My Heroic Great Grandpa And The Pre-Titanic SS Norge - Part 2

In my last post I shared about my great-grandfather Eskild Alfred Eskildsen’s attempt to come to America on the SS Norge in 1904. Tragically, it sank in middle of the Atlantic Ocean. Of the nearly 800 passengers on board, he was one of only 160 who survived.

Onboard the Norge

As the SS Norge sank, he managed to swim out to lifeboat #4 which was only just over half full. Read Part 1 for the heroic story of his survival to that point.

Surviving in the lifeboat is another chapter in his remarkable story. They were far out to sea and had no navigation equipment. The men were organized to row in three shifts of four hours at a time. They headed in what they hoped was a north easterly direction, back towards Europe. The others lay on top of each other trying desperately to get warm. It was bitterly cold. No one was dressed for the frigid conditions. Some had no shoes or head covering.

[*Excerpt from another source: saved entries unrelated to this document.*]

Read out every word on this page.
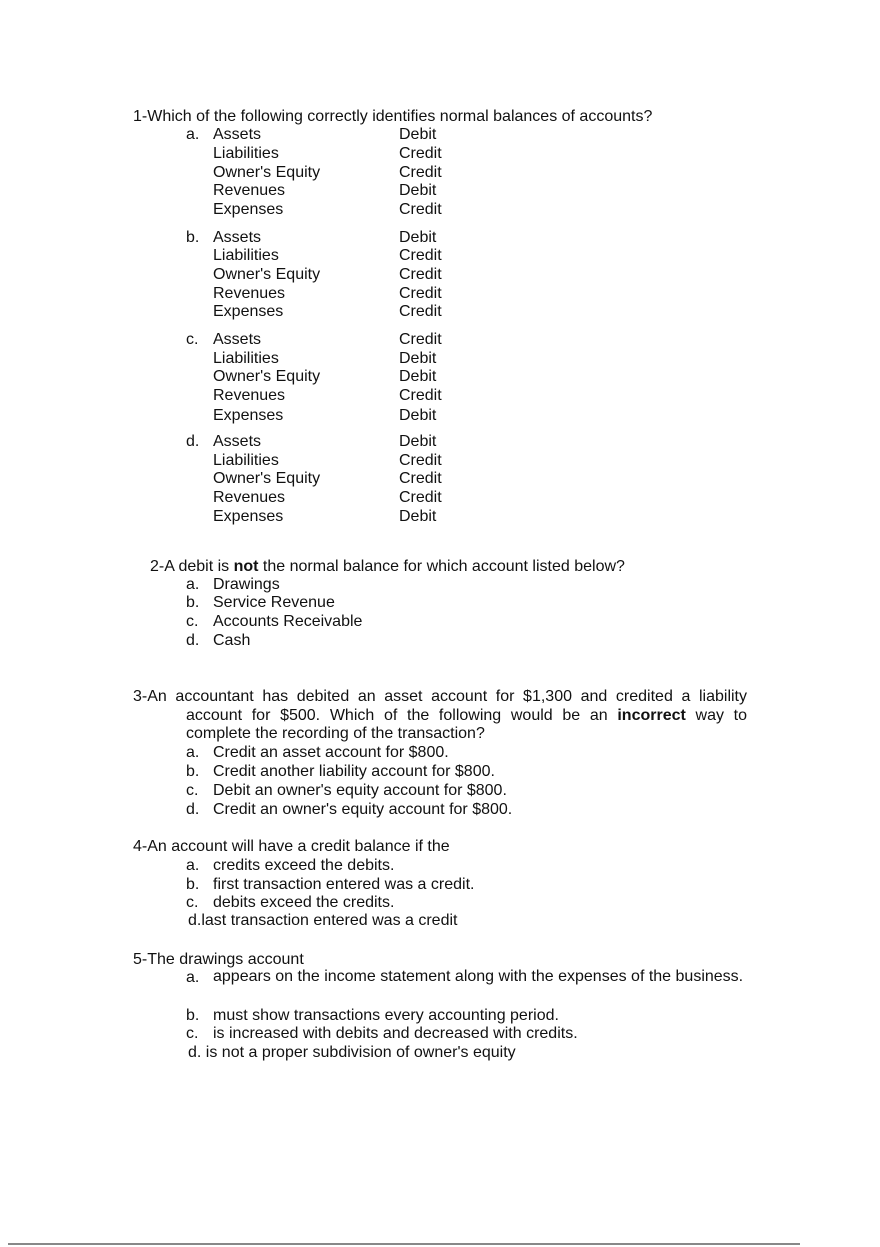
1-Which of the following correctly identifies normal balances of accounts?
a. Assets	Debit
Liabilities	Credit
Owner's Equity	Credit
Revenues	Debit
Expenses	Credit
b. Assets	Debit
Liabilities	Credit
Owner's Equity	Credit
Revenues	Credit
Expenses	Credit
c. Assets	Credit
Liabilities	Debit
Owner's Equity	Debit
Revenues	Credit
Expenses	Debit
d. Assets	Debit
Liabilities	Credit
Owner's Equity	Credit
Revenues	Credit
Expenses	Debit
2-A debit is not the normal balance for which account listed below?
a. Drawings
b. Service Revenue
c. Accounts Receivable
d. Cash
3-An accountant has debited an asset account for $1,300 and credited a liability account for $500. Which of the following would be an incorrect way to complete the recording of the transaction?
a. Credit an asset account for $800.
b. Credit another liability account for $800.
c. Debit an owner's equity account for $800.
d. Credit an owner's equity account for $800.
4-An account will have a credit balance if the
a. credits exceed the debits.
b. first transaction entered was a credit.
c. debits exceed the credits.
d.last transaction entered was a credit
5-The drawings account
a. appears on the income statement along with the expenses of the business.
b. must show transactions every accounting period.
c. is increased with debits and decreased with credits.
d. is not a proper subdivision of owner's equity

They only had provisions enough for two biscuits and a little water each day. Prayer was very helpful in giving hope and not losing their sanity. Days wore on in monotonous agony. By the fourth day, they had just two drops of water and one biscuit each. On the sixth and seventh days they had absolutely nothing to eat.

There was one infant on the lifeboat, a one year old. Her continuous crying was heart wrenching. Her father, Ole Eid, became frantic; he tried giving her a few drops of saltwater, but that immediately made her condition worse. So in utter desperation he cut his arm and allowed the baby to suck on his blood.

Ole Eid

There was also a teenager on the lifeboat, Rolf Vaagaasar. When he thought he could not bear his thirst any longer, he used his hands to scoop up seawater and drink. But the result was near insanity. His fellow passengers tied him up to keep him from taking his life.

Rolf Vaagaasar

On the seventh day it began raining heavily. The sail was lowered and used to catch a bucket of water. Everyone agreed it was an answer to their prayers.

Here are a couple of lessons I see in this story of survival after the sinking of the Norge:

ONE: Prayer Helps

Communication with God through prayer is a life-sustaining gift from the Almighty.

Of course He is not obligated to grant every request. But even when God determines it is best to do otherwise, prayer gives us a sense of peace in the troubled seas of life.

Recently I read the story of a Christian brain surgeon who courageously began to offer to pray with his patients before their surgeries. He found that when they allowed him to pray, it usually produced remarkable calmness in both the patients and him. I highly recommend his book Gray Matter by David Levy—which you can order in my online bookstore here (under biography)

TWO: I Have Nothing to Complain About

Eddie Rickenbacker had a similar experience of lifeboat survival. In the book How to Stop Worrying and Start Living, Dale Carnegie wrote, “I once asked Eddie Rickenbacker what was the biggest lesson he had learned from drifting about with his companions in life rafts for twenty-one days, hopelessly lost in the Pacific. ‘The biggest lesson I learned from that experience,’ he said, ‘was that if you have all the fresh water you want to drink and all the food you want to eat, you ought never to complain about anything.’”

When I start to throw myself a pity party, I often remember the experiences of Eddie Rickenbacker and Eskild Alfred Eskildsen.